Listed below are seven recent attempts to explain why humans are so slow acting on climate change. (Descriptions drawn from the jacket or cover copy provided by the publishers.)
Why Aren’t We Saving the Planet? A Psychologist’s Perspective, by Geoffrey Beattie (Routledge UK, 2010 | 269 pp., $23.95 paperback)
So why aren’t we already saving the planet? This book follows one psychologist’s mission to find some answers to this question. The reader is invited to accompany Geoffrey Beattie (an environmental “unbeliever”) as he uses psychological methods to examine people’s attitudes to global warming. Along the way, we find the author’s own attitudes being challenged, as well as our own. This ground-breaking book reflects new and innovative research being carried out into how to change attitudes to the environment and how to encourage sustainable behavior.
Climate Conundrums: What the Climate Debate Reveals About Us, by William B. Gail (American Meteorological Society, 2014 / 235 pp., $30.00 paperback)
Climate Conundrums is a journey through how we as humans think, individually and collectively, derived from the experience of the climate change debate. It is broadly organized around humanity’s relationship with nature, the challenges facing society, and the path ahead for civilization. While author William B. Gail believes anthropogenic climate change is happening, here he focuses on exploring what the debate says about us.
Reason in a Dark Time: Why the Struggle Against Climate Change Failed – and What It Means for Our Future, by Dale Jamieson (Oxford University Press, 2014 / 266 pp., $29.95)
In Reason in a Dark Time, Dale Jamieson explains what climate change is, why we have failed to stop it, and why it still maters what we do. While centered in philosophy, the book also treats the scientific, historical, economic, and political dimensions of climate change. Our failure to prevent or even to respond significantly to climate change, Jamieson argues, reflects the impoverishment of our systems of practical reason, the paralysis of politics, and the limits of our cognitive and affective capacities.
Don’t Even Think About It: Why Our Brains Are Wired to Ignore Climate Change, by George Marshall (Bloomsbury Books, 2014 / 260 pp., $27.00)
Don’t Even Think About It is both about climate change and about the qualities that make us human and now we can grow with the greatest challenge we have ever faced. . . . Once we understands what excites, threatens, and motivates us, we can rethink and reimagine climate change, for it is not an impossible problem.
Who Rules the Earth? How Social Rules Shape Our Planet and Our Lives, by Paul Steinberg (Oxford University Press, 2015 / 338 pp., $29.95)

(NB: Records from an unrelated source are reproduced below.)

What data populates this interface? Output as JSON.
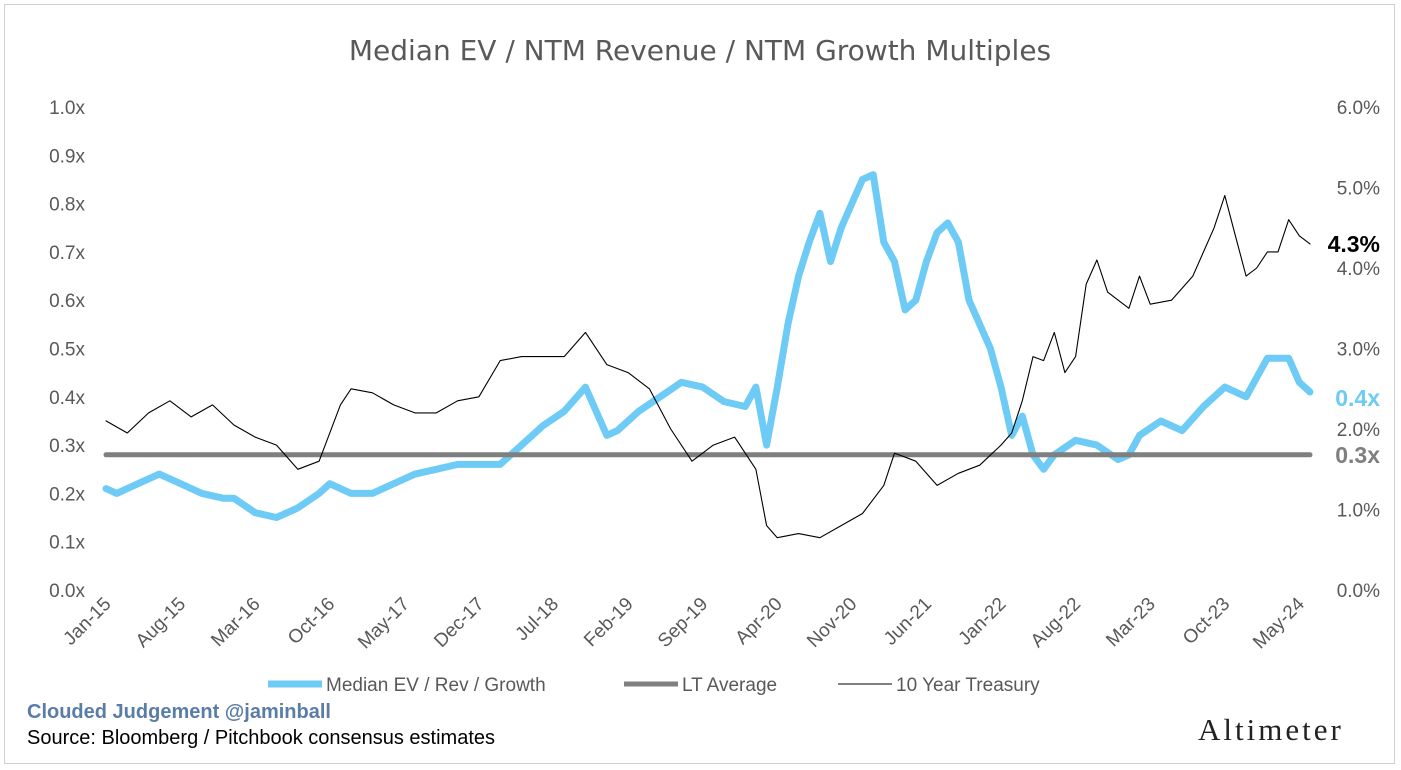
{
  "footer": {
    "brand": "Clouded Judgement @jaminball",
    "source": "Source: Bloomberg / Pitchbook consensus estimates",
    "logo": "Altimeter"
  },
  "colors": {
    "median": "#6ecbf5",
    "lt_average": "#7f7f7f",
    "treasury": "#000000",
    "text": "#595959"
  },
  "chart_data": {
    "type": "line",
    "title": "Median EV / NTM Revenue / NTM Growth Multiples",
    "x_tick_labels": [
      "Jan-15",
      "Aug-15",
      "Mar-16",
      "Oct-16",
      "May-17",
      "Dec-17",
      "Jul-18",
      "Feb-19",
      "Sep-19",
      "Apr-20",
      "Nov-20",
      "Jun-21",
      "Jan-22",
      "Aug-22",
      "Mar-23",
      "Oct-23",
      "May-24"
    ],
    "x_range": [
      "2015-01",
      "2024-06"
    ],
    "y_left": {
      "ticks": [
        "0.0x",
        "0.1x",
        "0.2x",
        "0.3x",
        "0.4x",
        "0.5x",
        "0.6x",
        "0.7x",
        "0.8x",
        "0.9x",
        "1.0x"
      ],
      "range": [
        0,
        1.0
      ]
    },
    "y_right": {
      "ticks": [
        "0.0%",
        "1.0%",
        "2.0%",
        "3.0%",
        "4.0%",
        "5.0%",
        "6.0%"
      ],
      "range": [
        0,
        6.0
      ]
    },
    "legend_position": "bottom",
    "series": [
      {
        "name": "Median EV / Rev / Growth",
        "axis": "left",
        "x": [
          "2015-01",
          "2015-02",
          "2015-04",
          "2015-06",
          "2015-08",
          "2015-10",
          "2015-12",
          "2016-01",
          "2016-03",
          "2016-05",
          "2016-07",
          "2016-09",
          "2016-10",
          "2016-12",
          "2017-02",
          "2017-04",
          "2017-06",
          "2017-08",
          "2017-10",
          "2017-12",
          "2018-02",
          "2018-04",
          "2018-06",
          "2018-08",
          "2018-10",
          "2018-12",
          "2019-01",
          "2019-03",
          "2019-05",
          "2019-07",
          "2019-09",
          "2019-11",
          "2020-01",
          "2020-02",
          "2020-03",
          "2020-04",
          "2020-05",
          "2020-06",
          "2020-07",
          "2020-08",
          "2020-09",
          "2020-10",
          "2020-11",
          "2020-12",
          "2021-01",
          "2021-02",
          "2021-03",
          "2021-04",
          "2021-05",
          "2021-06",
          "2021-07",
          "2021-08",
          "2021-09",
          "2021-10",
          "2021-11",
          "2021-12",
          "2022-01",
          "2022-02",
          "2022-03",
          "2022-04",
          "2022-05",
          "2022-06",
          "2022-08",
          "2022-10",
          "2022-12",
          "2023-01",
          "2023-02",
          "2023-04",
          "2023-06",
          "2023-08",
          "2023-10",
          "2023-12",
          "2024-01",
          "2024-02",
          "2024-04",
          "2024-05",
          "2024-06"
        ],
        "y": [
          0.21,
          0.2,
          0.22,
          0.24,
          0.22,
          0.2,
          0.19,
          0.19,
          0.16,
          0.15,
          0.17,
          0.2,
          0.22,
          0.2,
          0.2,
          0.22,
          0.24,
          0.25,
          0.26,
          0.26,
          0.26,
          0.3,
          0.34,
          0.37,
          0.42,
          0.32,
          0.33,
          0.37,
          0.4,
          0.43,
          0.42,
          0.39,
          0.38,
          0.42,
          0.3,
          0.42,
          0.55,
          0.65,
          0.72,
          0.78,
          0.68,
          0.75,
          0.8,
          0.85,
          0.86,
          0.72,
          0.68,
          0.58,
          0.6,
          0.68,
          0.74,
          0.76,
          0.72,
          0.6,
          0.55,
          0.5,
          0.42,
          0.32,
          0.36,
          0.28,
          0.25,
          0.28,
          0.31,
          0.3,
          0.27,
          0.28,
          0.32,
          0.35,
          0.33,
          0.38,
          0.42,
          0.4,
          0.44,
          0.48,
          0.48,
          0.43,
          0.41
        ],
        "end_label": "0.4x"
      },
      {
        "name": "LT Average",
        "axis": "left",
        "x": [
          "2015-01",
          "2024-06"
        ],
        "y": [
          0.28,
          0.28
        ],
        "end_label": "0.3x"
      },
      {
        "name": "10 Year Treasury",
        "axis": "right",
        "x": [
          "2015-01",
          "2015-03",
          "2015-05",
          "2015-07",
          "2015-09",
          "2015-11",
          "2016-01",
          "2016-03",
          "2016-05",
          "2016-07",
          "2016-09",
          "2016-11",
          "2016-12",
          "2017-02",
          "2017-04",
          "2017-06",
          "2017-08",
          "2017-10",
          "2017-12",
          "2018-02",
          "2018-04",
          "2018-06",
          "2018-08",
          "2018-10",
          "2018-12",
          "2019-02",
          "2019-04",
          "2019-06",
          "2019-08",
          "2019-10",
          "2019-12",
          "2020-02",
          "2020-03",
          "2020-04",
          "2020-06",
          "2020-08",
          "2020-10",
          "2020-12",
          "2021-02",
          "2021-03",
          "2021-05",
          "2021-07",
          "2021-09",
          "2021-11",
          "2022-01",
          "2022-02",
          "2022-03",
          "2022-04",
          "2022-05",
          "2022-06",
          "2022-07",
          "2022-08",
          "2022-09",
          "2022-10",
          "2022-11",
          "2022-12",
          "2023-01",
          "2023-02",
          "2023-03",
          "2023-05",
          "2023-07",
          "2023-08",
          "2023-09",
          "2023-10",
          "2023-11",
          "2023-12",
          "2024-01",
          "2024-02",
          "2024-03",
          "2024-04",
          "2024-05",
          "2024-06"
        ],
        "y": [
          2.1,
          1.95,
          2.2,
          2.35,
          2.15,
          2.3,
          2.05,
          1.9,
          1.8,
          1.5,
          1.6,
          2.3,
          2.5,
          2.45,
          2.3,
          2.2,
          2.2,
          2.35,
          2.4,
          2.85,
          2.9,
          2.9,
          2.9,
          3.2,
          2.8,
          2.7,
          2.5,
          2.0,
          1.6,
          1.8,
          1.9,
          1.5,
          0.8,
          0.65,
          0.7,
          0.65,
          0.8,
          0.95,
          1.3,
          1.7,
          1.6,
          1.3,
          1.45,
          1.55,
          1.8,
          1.95,
          2.35,
          2.9,
          2.85,
          3.2,
          2.7,
          2.9,
          3.8,
          4.1,
          3.7,
          3.6,
          3.5,
          3.9,
          3.55,
          3.6,
          3.9,
          4.2,
          4.5,
          4.9,
          4.4,
          3.9,
          4.0,
          4.2,
          4.2,
          4.6,
          4.4,
          4.3
        ],
        "end_label": "4.3%"
      }
    ]
  }
}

Our climate is warming, our forests are in decline, and every day we hear news of the latest ecological crisis. What will it really take to move society onto a more sustainable path? . . . By unveiling the influence of social rules at all levels of society – from private property to government policy, and from the rules governing our oceans to the dynamics of innovation within corporations and communities – Who Rules the Earth? [makes clear] that sustainability is not just a personal choice, but a political struggle.
Why Are We Waiting? The Logic, Urgency, and Promise of Tackling Climate Change, by Nicholas Stern (The MIT Press, 2015 / 406 pp., $27.95)
The science [of climate change] warns of the dangers of neglect; the economics and technology show what we can do and the great benefits that will follow; an examination of the ethics points strongly to a moral imperative for action. Why are we waiting?
What We Think About When We Try Not to Think About Global Warming: Toward a New Psychology of Climate Action, by Per Espen Stoknes (Chelsea Green, 2015 / 290 pp., $24.95 paperback)
It’s the ultimate catch-22. The more facts that pile up about global warming, the greater the resistance to them grows. In What We Think About When We Try Not to Think About Global Warming, psychologist and economist Per Espen Stoknes not only masterfully identifies the five main psychological barriers to climate action, but offers new strategies for how to talk about global warming in a way that creates positive solutions, meaningful actions, and support for policy.